Now, says Drummond, “I teach in a graduate school that gives master’s degrees to kids in journalism, and the emphasis is more on software, on technology, than on the skills you need to get stories from people of all walks of life, to write on deadline, to line edit and copy edit. We’re teaching our students to talk to public relations people and politicians or — worse — each other, but they’re uncomfortable or even intimidated when they have to interview anyone on the street, anyone who doesn’t have a college education.”
In other words, to the trade’s detriment, journalists are ignoring H.L. Mencken’s dictum: The only way for a reporter to look at a politician is down.
“Citizens are alienated by the press because they feel that journalists are no longer part of working America, that they are too friendly with the elites they cover. It’s discouraging.”
Drummond’s reference to discouragement has a larger context than the mere triumph of social media over the Five Ws and One H, or press coziness with pols and their flacks. The general decline of the Fourth Estate, compounded by his wife’s death from breast cancer in 2003, ejected him into a very dark place. He doesn’t use the term clinical depression; an interviewer might be forgiven for inferring as much.
“As far as my career goes, I found myself looking back on 40 years as a journalist, trying to identify a story I wrote, any story, that made anyone’s life materially better,” he says. “I wasn’t able to think of one.”

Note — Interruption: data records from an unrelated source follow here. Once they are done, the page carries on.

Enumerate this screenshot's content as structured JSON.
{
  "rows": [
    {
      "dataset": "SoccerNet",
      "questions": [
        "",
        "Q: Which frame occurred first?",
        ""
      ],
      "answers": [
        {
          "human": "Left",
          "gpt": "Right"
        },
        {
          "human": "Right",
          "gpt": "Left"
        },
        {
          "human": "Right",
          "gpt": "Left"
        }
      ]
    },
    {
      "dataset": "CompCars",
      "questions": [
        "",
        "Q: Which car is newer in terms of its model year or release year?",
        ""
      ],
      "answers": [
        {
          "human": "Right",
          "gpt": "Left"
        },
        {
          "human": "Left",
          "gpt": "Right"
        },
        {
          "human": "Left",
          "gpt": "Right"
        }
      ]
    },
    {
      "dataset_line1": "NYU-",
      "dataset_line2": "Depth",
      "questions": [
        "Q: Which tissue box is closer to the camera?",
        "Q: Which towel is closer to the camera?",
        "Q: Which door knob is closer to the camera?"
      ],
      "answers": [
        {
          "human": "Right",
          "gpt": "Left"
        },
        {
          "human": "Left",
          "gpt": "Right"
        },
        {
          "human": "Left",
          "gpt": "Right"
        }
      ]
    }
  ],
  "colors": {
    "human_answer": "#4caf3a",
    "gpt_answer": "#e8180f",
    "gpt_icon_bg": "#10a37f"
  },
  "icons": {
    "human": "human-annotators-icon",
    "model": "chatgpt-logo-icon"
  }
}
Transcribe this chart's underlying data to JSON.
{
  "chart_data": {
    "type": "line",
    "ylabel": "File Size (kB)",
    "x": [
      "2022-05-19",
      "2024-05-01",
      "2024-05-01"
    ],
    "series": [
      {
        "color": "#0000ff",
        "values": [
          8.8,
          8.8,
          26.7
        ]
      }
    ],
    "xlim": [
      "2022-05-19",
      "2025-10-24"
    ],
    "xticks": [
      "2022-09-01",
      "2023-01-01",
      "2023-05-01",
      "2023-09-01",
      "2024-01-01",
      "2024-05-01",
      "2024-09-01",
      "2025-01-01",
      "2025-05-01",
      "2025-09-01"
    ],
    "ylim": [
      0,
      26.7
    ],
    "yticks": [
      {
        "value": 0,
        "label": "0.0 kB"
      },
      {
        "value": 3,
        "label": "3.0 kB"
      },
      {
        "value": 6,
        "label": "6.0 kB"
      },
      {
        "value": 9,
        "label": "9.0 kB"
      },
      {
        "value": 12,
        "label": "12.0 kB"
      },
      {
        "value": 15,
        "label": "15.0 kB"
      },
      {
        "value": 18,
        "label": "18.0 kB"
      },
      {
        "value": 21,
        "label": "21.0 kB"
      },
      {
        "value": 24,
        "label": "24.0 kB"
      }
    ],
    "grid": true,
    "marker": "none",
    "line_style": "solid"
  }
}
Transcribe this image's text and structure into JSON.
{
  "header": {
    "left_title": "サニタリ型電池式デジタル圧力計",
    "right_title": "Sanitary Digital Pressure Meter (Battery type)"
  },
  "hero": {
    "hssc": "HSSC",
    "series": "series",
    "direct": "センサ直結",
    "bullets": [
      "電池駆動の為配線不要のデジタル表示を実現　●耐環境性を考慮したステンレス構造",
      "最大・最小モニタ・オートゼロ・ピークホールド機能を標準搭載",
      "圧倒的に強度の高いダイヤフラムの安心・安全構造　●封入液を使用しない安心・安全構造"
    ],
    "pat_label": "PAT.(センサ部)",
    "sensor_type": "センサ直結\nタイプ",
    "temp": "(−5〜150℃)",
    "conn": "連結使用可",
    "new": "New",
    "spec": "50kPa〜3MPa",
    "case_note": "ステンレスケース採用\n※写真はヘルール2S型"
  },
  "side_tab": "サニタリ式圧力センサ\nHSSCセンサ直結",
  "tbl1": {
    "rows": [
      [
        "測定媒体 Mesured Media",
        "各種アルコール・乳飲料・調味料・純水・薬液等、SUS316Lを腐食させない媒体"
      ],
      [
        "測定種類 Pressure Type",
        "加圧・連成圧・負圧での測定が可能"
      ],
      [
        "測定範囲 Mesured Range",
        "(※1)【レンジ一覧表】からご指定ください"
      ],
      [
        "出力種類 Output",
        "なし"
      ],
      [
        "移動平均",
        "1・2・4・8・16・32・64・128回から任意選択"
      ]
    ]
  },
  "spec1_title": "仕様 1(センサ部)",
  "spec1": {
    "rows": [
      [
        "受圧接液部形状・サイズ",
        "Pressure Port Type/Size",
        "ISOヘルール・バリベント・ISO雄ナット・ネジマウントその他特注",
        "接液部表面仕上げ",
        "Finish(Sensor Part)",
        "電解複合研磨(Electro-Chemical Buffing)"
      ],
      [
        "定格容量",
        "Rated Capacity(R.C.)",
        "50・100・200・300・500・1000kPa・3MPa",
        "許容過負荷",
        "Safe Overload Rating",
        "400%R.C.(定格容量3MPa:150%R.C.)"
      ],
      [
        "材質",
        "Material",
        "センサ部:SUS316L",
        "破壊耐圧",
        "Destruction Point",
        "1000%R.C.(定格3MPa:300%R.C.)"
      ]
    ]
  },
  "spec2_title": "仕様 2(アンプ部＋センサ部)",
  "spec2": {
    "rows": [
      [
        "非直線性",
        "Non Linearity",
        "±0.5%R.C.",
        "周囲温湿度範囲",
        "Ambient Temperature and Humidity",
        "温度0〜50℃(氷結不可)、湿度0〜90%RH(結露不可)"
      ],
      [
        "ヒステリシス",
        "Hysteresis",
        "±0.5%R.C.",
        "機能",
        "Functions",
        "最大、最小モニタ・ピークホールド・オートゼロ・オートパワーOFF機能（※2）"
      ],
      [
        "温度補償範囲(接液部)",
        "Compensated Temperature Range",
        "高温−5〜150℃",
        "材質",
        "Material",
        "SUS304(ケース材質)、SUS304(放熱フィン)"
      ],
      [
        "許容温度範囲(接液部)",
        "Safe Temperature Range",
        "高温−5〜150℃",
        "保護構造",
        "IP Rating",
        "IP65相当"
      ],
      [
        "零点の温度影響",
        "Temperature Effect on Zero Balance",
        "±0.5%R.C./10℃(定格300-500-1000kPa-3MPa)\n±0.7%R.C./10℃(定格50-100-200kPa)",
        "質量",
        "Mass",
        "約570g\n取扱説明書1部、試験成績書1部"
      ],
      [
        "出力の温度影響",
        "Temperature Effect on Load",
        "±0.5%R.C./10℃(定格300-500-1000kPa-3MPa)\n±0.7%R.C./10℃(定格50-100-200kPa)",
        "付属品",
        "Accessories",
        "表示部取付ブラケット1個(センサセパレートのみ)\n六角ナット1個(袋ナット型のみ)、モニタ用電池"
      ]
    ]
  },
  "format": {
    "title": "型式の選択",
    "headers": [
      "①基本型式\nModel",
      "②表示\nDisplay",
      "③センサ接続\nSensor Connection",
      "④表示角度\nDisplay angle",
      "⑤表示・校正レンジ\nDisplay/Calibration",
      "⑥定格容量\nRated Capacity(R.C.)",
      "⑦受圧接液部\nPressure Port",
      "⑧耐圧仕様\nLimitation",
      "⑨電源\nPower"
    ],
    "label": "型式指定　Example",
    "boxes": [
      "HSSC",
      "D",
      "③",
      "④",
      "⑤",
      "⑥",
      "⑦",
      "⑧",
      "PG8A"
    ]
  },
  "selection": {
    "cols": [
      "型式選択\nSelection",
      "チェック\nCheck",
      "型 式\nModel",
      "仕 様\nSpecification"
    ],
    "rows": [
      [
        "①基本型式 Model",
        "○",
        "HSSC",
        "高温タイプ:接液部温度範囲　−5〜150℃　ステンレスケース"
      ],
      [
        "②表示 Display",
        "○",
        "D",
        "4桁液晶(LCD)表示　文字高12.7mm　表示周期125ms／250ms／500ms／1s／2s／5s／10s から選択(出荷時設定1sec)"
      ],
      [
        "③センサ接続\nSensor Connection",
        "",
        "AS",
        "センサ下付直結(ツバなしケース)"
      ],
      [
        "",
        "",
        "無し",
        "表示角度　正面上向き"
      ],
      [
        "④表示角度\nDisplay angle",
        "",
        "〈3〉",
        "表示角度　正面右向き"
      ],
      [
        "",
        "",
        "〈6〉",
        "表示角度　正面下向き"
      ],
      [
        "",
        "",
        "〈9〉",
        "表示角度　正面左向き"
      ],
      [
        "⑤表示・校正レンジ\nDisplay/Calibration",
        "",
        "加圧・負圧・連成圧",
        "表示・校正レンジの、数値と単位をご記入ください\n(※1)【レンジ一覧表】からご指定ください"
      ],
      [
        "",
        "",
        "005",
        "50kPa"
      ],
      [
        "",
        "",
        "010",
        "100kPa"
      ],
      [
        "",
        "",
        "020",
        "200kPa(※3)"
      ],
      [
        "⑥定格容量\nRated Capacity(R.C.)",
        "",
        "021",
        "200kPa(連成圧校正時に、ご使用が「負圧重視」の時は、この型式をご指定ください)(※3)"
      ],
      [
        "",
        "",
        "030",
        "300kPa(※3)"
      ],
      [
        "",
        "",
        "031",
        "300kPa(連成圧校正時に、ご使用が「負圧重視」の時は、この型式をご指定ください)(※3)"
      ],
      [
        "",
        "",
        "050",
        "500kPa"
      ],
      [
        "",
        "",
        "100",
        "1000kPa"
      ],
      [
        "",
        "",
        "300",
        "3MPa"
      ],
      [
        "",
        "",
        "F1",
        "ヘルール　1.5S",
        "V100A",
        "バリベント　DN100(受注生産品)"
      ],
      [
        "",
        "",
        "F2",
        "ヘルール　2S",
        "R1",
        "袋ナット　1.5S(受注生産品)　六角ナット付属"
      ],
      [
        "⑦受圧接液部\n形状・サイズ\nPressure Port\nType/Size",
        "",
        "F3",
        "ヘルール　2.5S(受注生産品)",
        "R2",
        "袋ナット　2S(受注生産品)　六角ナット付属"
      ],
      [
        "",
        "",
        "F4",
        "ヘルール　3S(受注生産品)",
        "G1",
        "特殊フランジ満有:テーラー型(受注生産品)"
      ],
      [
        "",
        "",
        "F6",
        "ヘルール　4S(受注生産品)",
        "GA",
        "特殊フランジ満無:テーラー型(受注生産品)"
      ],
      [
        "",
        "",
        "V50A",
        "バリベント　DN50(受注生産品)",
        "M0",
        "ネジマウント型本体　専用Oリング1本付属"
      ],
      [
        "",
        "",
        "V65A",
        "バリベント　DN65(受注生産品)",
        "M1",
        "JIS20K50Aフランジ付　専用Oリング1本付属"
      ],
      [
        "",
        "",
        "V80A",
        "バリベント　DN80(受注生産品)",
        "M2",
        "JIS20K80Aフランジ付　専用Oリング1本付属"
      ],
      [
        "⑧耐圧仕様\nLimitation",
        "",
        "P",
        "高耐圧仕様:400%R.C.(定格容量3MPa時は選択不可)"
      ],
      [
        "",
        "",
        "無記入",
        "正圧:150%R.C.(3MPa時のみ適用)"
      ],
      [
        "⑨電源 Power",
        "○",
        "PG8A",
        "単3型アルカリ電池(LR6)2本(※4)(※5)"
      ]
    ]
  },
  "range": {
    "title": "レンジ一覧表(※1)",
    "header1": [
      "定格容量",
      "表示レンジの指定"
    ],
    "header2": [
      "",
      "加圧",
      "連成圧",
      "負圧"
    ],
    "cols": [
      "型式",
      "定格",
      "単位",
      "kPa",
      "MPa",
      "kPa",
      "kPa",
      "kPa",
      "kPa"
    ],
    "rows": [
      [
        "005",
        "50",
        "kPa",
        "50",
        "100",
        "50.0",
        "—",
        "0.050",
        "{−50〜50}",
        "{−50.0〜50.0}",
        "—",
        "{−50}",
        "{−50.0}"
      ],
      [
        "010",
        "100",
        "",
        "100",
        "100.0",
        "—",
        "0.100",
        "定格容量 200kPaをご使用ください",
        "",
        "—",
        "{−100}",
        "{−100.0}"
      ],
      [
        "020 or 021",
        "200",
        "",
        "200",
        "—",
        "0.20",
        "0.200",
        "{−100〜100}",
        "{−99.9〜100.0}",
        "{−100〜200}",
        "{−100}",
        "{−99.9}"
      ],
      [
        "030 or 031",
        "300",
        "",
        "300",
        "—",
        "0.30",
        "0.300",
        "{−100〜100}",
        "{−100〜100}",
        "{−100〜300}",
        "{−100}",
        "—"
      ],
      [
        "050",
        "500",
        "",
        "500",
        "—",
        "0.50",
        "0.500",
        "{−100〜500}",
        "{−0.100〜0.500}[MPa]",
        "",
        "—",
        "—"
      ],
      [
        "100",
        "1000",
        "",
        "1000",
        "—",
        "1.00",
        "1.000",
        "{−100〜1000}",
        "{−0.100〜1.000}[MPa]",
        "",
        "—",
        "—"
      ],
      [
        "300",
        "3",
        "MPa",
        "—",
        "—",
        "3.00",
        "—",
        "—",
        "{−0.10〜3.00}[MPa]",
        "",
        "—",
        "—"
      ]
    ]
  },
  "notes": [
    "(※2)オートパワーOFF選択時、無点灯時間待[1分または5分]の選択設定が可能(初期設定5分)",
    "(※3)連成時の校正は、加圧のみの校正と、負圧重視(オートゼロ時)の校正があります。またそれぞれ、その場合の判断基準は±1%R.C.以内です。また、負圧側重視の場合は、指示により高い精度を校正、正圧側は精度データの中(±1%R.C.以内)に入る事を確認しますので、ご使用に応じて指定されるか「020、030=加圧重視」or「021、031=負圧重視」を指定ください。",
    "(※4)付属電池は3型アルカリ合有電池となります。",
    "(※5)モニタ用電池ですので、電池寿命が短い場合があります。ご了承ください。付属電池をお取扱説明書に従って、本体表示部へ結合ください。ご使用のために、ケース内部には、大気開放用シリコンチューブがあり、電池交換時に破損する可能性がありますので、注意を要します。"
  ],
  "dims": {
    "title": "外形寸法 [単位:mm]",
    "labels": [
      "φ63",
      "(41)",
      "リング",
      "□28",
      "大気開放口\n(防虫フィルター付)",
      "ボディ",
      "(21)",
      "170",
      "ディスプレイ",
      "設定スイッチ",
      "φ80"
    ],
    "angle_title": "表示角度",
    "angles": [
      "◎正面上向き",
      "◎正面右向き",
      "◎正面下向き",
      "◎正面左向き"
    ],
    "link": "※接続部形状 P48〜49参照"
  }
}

That’s how Drummond ended up in San Quentin. And being behind those stone palisades, he says, changed his life for the better, giving him new hope for both journalism and the human condition. He’s there as an instructor and adviser rather than a prisoner, supervising Berkeley J School students who are teaching inmates working at the San Quentin News on the basics of reporting, writing and editing. But it could have been different; he could’ve been one of the guys identified by a number rather than a name.